Dans ce troisième opus de la « trilogie de Fleurville », tous les enfants se retrouvent pour les vacances, en compagnie de leurs cousins. Ils se livrent avec entrain aux distractions de leur âge, de la chasse aux papillons à la construction de cabanes. La partie centrale du roman est occupée par « une robinsonnade », le récit du naufrage et de la vie chez les « sauvages » de M. de Rosbourg et de Paul. Le roman pour petites filles modèles devient une épopée pour adolescents épris d’aventures.

Les mémoires d'un âne (1860)

Avec humour, la comtesse fait rédiger par l’âne savant Cadichon, le héros du roman, la dédicace à son petit fils. Cadichon rédige ses Mémoires pour conter les multiples aventures qui l’ont fait rencontrer plusieurs maîtres, tantôt cruels, tantôt attentionnés. A travers lui, la romancière entend motnrer que l’on peut se repentir  et faire le bien après avoir fait le mal, qu’on peut avoir eu une enfance malheureuse et donner du bonheur aux autres à l’âge adulte.
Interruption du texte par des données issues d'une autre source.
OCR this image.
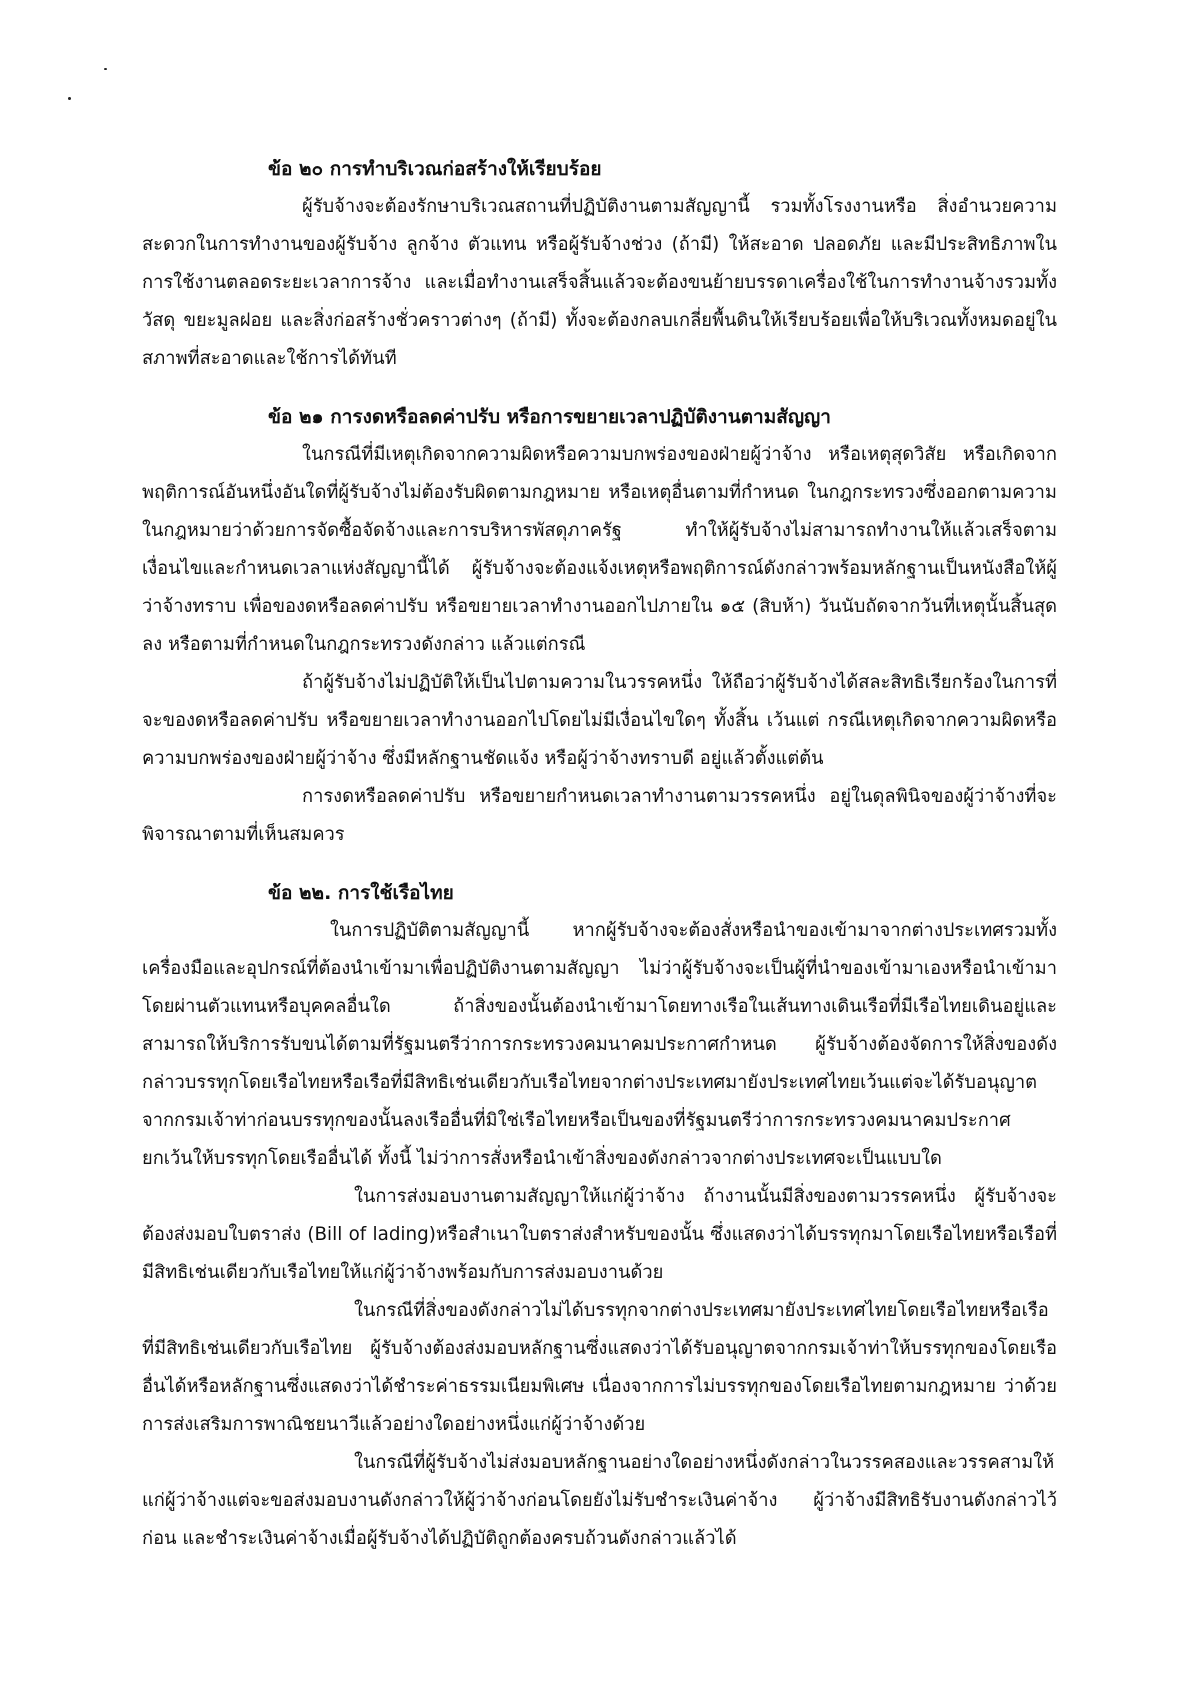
ข้อ ๒๐ การทำบริเวณก่อสร้างให้เรียบร้อย

ผู้รับจ้างจะต้องรักษาบริเวณสถานที่ปฏิบัติงานตามสัญญานี้ รวมทั้งโรงงานหรือ สิ่งอำนวยความสะดวกในการทำงานของผู้รับจ้าง ลูกจ้าง ตัวแทน หรือผู้รับจ้างช่วง (ถ้ามี) ให้สะอาด ปลอดภัย และมีประสิทธิภาพในการใช้งานตลอดระยะเวลาการจ้าง และเมื่อทำงานเสร็จสิ้นแล้วจะต้องขนย้ายบรรดาเครื่องใช้ในการทำงานจ้างรวมทั้งวัสดุ ขยะมูลฝอย และสิ่งก่อสร้างชั่วคราวต่างๆ (ถ้ามี) ทั้งจะต้องกลบเกลี่ยพื้นดินให้เรียบร้อยเพื่อให้บริเวณทั้งหมดอยู่ในสภาพที่สะอาดและใช้การได้ทันที

ข้อ ๒๑ การงดหรือลดค่าปรับ หรือการขยายเวลาปฏิบัติงานตามสัญญา

ในกรณีที่มีเหตุเกิดจากความผิดหรือความบกพร่องของฝ่ายผู้ว่าจ้าง หรือเหตุสุดวิสัย หรือเกิดจากพฤติการณ์อันหนึ่งอันใดที่ผู้รับจ้างไม่ต้องรับผิดตามกฎหมาย หรือเหตุอื่นตามที่กำหนด ในกฎกระทรวงซึ่งออกตามความในกฎหมายว่าด้วยการจัดซื้อจัดจ้างและการบริหารพัสดุภาครัฐ ทำให้ผู้รับจ้างไม่สามารถทำงานให้แล้วเสร็จตามเงื่อนไขและกำหนดเวลาแห่งสัญญานี้ได้ ผู้รับจ้างจะต้องแจ้งเหตุหรือพฤติการณ์ดังกล่าวพร้อมหลักฐานเป็นหนังสือให้ผู้ว่าจ้างทราบ เพื่อของดหรือลดค่าปรับ หรือขยายเวลาทำงานออกไปภายใน ๑๕ (สิบห้า) วันนับถัดจากวันที่เหตุนั้นสิ้นสุดลง หรือตามที่กำหนดในกฎกระทรวงดังกล่าว แล้วแต่กรณี

ถ้าผู้รับจ้างไม่ปฏิบัติให้เป็นไปตามความในวรรคหนึ่ง ให้ถือว่าผู้รับจ้างได้สละสิทธิเรียกร้องในการที่จะของดหรือลดค่าปรับ หรือขยายเวลาทำงานออกไปโดยไม่มีเงื่อนไขใดๆ ทั้งสิ้น เว้นแต่ กรณีเหตุเกิดจากความผิดหรือความบกพร่องของฝ่ายผู้ว่าจ้าง ซึ่งมีหลักฐานชัดแจ้ง หรือผู้ว่าจ้างทราบดี อยู่แล้วตั้งแต่ต้น

การงดหรือลดค่าปรับ หรือขยายกำหนดเวลาทำงานตามวรรคหนึ่ง อยู่ในดุลพินิจของผู้ว่าจ้างที่จะพิจารณาตามที่เห็นสมควร

ข้อ ๒๒. การใช้เรือไทย

ในการปฏิบัติตามสัญญานี้ หากผู้รับจ้างจะต้องสั่งหรือนำของเข้ามาจากต่างประเทศรวมทั้งเครื่องมือและอุปกรณ์ที่ต้องนำเข้ามาเพื่อปฏิบัติงานตามสัญญา ไม่ว่าผู้รับจ้างจะเป็นผู้ที่นำของเข้ามาเองหรือนำเข้ามาโดยผ่านตัวแทนหรือบุคคลอื่นใด ถ้าสิ่งของนั้นต้องนำเข้ามาโดยทางเรือในเส้นทางเดินเรือที่มีเรือไทยเดินอยู่และสามารถให้บริการรับขนได้ตามที่รัฐมนตรีว่าการกระทรวงคมนาคมประกาศกำหนด ผู้รับจ้างต้องจัดการให้สิ่งของดังกล่าวบรรทุกโดยเรือไทยหรือเรือที่มีสิทธิเช่นเดียวกับเรือไทยจากต่างประเทศมายังประเทศไทยเว้นแต่จะได้รับอนุญาตจากกรมเจ้าท่าก่อนบรรทุกของนั้นลงเรืออื่นที่มิใช่เรือไทยหรือเป็นของที่รัฐมนตรีว่าการกระทรวงคมนาคมประกาศยกเว้นให้บรรทุกโดยเรืออื่นได้ ทั้งนี้ ไม่ว่าการสั่งหรือนำเข้าสิ่งของดังกล่าวจากต่างประเทศจะเป็นแบบใด

ในการส่งมอบงานตามสัญญาให้แก่ผู้ว่าจ้าง ถ้างานนั้นมีสิ่งของตามวรรคหนึ่ง ผู้รับจ้างจะต้องส่งมอบใบตราส่ง (Bill of lading)หรือสำเนาใบตราส่งสำหรับของนั้น ซึ่งแสดงว่าได้บรรทุกมาโดยเรือไทยหรือเรือที่มีสิทธิเช่นเดียวกับเรือไทยให้แก่ผู้ว่าจ้างพร้อมกับการส่งมอบงานด้วย

ในกรณีที่สิ่งของดังกล่าวไม่ได้บรรทุกจากต่างประเทศมายังประเทศไทยโดยเรือไทยหรือเรือที่มีสิทธิเช่นเดียวกับเรือไทย ผู้รับจ้างต้องส่งมอบหลักฐานซึ่งแสดงว่าได้รับอนุญาตจากกรมเจ้าท่าให้บรรทุกของโดยเรืออื่นได้หรือหลักฐานซึ่งแสดงว่าได้ชำระค่าธรรมเนียมพิเศษ เนื่องจากการไม่บรรทุกของโดยเรือไทยตามกฎหมาย ว่าด้วยการส่งเสริมการพาณิชยนาวีแล้วอย่างใดอย่างหนึ่งแก่ผู้ว่าจ้างด้วย

ในกรณีที่ผู้รับจ้างไม่ส่งมอบหลักฐานอย่างใดอย่างหนึ่งดังกล่าวในวรรคสองและวรรคสามให้แก่ผู้ว่าจ้างแต่จะขอส่งมอบงานดังกล่าวให้ผู้ว่าจ้างก่อนโดยยังไม่รับชำระเงินค่าจ้าง ผู้ว่าจ้างมีสิทธิรับงานดังกล่าวไว้ก่อน และชำระเงินค่าจ้างเมื่อผู้รับจ้างได้ปฏิบัติถูกต้องครบถ้วนดังกล่าวแล้วได้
Un bon petit diable (1865)

Il s’agit du seul roman de la comtesse dont le héros principal soit un garçon. Elle y fustige les riches qui ne viennent pas en aide aux plus démunis et caricature les pensionnats. Mme Mac’Miche, d’une avarice sordide, maltraite son jeune cousin turbulent Charles. La seule consolation du jeune homme vient de la domestique Betty et de ses cousines pauvres Marianne et Juliette. Malgré ce climat de maltraitance, la bonté et la piété finissent par remettre Charles dans le droit chemin.